Beaucoup de psychothérapies se fondent justement sur l'amour de transfert ou le reproche, l'agressivité, voire la haine. | Hernán Piñera via Flickr
Beaucoup de psychothérapies se fondent justement sur l'amour de transfert ou le reproche, l'agressivité, voire la haine. | Hernán Piñera via Flickr

Dans Ça tourne pas rond, Mardi Noir, psychologue et psychanalyste, revient chaque semaine sur une question ou problématique psychologique.

Je serais tentée de répondre par la négative et d'évoquer le fait qu'on ne paye pas ses amis pour leur parler, que le psy ne vous envahit pas de ses problèmes ou de ses questions comme le feraient vos amis, et qu'enfin c'est précisément parce que vous n'êtes pas ami avec votre psy que le travail est possible. Mais ce n'est pas exactement l'article que je m'apprête à écrire.

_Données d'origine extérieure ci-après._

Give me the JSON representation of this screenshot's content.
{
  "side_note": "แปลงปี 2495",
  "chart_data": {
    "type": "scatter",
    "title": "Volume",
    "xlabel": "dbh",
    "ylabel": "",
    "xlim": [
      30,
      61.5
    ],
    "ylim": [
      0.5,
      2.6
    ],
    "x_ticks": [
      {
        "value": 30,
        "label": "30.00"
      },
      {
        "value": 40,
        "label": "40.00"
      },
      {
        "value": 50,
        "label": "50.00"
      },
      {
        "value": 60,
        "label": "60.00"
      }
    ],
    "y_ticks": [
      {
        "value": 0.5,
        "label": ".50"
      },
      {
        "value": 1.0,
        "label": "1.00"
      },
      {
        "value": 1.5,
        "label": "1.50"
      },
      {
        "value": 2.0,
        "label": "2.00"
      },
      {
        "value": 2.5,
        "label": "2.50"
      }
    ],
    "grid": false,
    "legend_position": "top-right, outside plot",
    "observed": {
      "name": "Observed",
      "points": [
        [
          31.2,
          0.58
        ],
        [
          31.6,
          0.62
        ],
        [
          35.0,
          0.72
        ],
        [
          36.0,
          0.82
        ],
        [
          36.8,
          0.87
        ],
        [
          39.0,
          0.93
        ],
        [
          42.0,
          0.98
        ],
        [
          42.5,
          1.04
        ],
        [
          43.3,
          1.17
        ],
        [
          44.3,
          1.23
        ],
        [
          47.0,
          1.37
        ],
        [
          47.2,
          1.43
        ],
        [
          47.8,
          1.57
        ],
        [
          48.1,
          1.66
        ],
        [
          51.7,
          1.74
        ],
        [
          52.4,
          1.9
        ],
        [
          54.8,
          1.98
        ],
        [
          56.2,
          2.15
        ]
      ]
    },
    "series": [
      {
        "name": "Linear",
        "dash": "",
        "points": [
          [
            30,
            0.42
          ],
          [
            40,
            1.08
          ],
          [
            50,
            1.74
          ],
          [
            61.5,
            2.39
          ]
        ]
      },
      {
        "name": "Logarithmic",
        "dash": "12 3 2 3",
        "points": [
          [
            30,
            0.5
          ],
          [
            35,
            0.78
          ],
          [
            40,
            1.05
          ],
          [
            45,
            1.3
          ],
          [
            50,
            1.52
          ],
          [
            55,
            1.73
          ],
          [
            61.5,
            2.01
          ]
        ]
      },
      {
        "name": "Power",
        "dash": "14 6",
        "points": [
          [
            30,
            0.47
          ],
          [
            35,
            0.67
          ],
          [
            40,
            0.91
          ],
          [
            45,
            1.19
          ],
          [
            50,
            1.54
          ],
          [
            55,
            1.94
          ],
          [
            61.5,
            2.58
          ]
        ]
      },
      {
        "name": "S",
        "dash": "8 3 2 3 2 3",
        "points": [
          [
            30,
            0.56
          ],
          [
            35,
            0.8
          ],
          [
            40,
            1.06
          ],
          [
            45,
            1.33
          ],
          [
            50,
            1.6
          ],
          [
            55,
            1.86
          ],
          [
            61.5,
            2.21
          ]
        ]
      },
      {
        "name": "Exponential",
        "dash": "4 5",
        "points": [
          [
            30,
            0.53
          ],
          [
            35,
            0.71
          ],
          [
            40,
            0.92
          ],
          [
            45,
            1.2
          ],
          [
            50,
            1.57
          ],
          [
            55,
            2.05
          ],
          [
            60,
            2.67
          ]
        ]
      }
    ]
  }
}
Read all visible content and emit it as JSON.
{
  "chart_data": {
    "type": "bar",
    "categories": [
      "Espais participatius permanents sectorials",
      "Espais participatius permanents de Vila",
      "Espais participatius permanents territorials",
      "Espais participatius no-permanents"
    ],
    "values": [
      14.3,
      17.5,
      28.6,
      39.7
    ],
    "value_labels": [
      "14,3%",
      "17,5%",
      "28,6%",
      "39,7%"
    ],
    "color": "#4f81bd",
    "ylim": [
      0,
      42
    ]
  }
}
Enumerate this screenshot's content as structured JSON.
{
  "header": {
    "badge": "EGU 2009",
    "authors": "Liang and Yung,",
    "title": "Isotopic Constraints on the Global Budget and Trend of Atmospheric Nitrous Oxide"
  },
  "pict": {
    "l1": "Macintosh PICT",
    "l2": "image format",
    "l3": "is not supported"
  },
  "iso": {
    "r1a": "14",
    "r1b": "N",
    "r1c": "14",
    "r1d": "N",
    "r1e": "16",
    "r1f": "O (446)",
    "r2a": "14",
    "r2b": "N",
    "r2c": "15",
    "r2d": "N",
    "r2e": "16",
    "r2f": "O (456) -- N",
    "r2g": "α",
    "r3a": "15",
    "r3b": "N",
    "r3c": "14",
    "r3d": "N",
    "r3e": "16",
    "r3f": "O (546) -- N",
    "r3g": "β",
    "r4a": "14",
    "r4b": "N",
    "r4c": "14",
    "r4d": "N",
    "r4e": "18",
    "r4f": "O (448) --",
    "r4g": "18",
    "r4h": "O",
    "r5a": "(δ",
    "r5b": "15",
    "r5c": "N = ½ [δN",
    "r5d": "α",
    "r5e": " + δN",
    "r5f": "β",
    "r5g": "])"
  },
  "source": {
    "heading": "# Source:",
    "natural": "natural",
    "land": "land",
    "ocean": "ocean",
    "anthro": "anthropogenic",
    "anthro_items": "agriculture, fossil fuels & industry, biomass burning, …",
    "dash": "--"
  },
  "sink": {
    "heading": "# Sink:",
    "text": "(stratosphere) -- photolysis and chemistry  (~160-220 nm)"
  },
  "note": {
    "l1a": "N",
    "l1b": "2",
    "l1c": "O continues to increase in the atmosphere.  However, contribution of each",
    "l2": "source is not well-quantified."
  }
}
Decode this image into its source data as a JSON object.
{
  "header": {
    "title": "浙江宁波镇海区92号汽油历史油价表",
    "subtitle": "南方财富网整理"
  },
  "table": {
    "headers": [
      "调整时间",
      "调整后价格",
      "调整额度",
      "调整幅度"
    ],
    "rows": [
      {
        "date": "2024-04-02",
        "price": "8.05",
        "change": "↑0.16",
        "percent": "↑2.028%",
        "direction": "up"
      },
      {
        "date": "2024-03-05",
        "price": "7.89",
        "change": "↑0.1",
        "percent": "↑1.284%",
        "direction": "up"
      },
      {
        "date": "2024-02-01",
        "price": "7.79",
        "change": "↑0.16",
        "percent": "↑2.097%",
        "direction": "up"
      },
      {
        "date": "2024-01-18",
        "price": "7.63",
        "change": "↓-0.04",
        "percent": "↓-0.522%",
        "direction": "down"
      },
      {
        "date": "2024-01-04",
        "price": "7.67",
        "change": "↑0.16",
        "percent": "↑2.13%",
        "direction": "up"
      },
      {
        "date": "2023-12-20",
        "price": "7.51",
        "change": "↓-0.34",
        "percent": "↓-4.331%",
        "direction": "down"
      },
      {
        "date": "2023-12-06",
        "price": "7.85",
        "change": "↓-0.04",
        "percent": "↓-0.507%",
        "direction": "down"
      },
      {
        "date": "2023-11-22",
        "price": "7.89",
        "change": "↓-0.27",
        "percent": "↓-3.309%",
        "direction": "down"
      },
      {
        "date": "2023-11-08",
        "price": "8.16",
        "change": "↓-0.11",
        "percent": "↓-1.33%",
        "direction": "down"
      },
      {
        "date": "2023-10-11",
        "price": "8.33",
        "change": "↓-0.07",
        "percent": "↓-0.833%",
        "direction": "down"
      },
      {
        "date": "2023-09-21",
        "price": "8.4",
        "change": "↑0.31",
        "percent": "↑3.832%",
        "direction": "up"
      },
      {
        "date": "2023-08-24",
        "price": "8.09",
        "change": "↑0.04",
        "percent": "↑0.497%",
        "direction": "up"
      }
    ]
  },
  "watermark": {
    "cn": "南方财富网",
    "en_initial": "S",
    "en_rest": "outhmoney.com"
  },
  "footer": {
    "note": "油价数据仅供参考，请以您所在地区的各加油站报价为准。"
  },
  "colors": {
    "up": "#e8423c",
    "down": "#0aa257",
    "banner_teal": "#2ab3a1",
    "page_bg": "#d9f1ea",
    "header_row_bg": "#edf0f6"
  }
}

Au tout début de ma pratique, j'avais un patient qui m'a demandé à quel moment nous deviendrions amis, lui et moi. Je démarrais et n'étais pas encore très à l'aise avec le cadre, sa souplesse, sa rigidité, ses sorties de route, sa singularité aussi, et surtout, j'étais un peu trop focalisée dessus et sur ma propre signification du terme «ami».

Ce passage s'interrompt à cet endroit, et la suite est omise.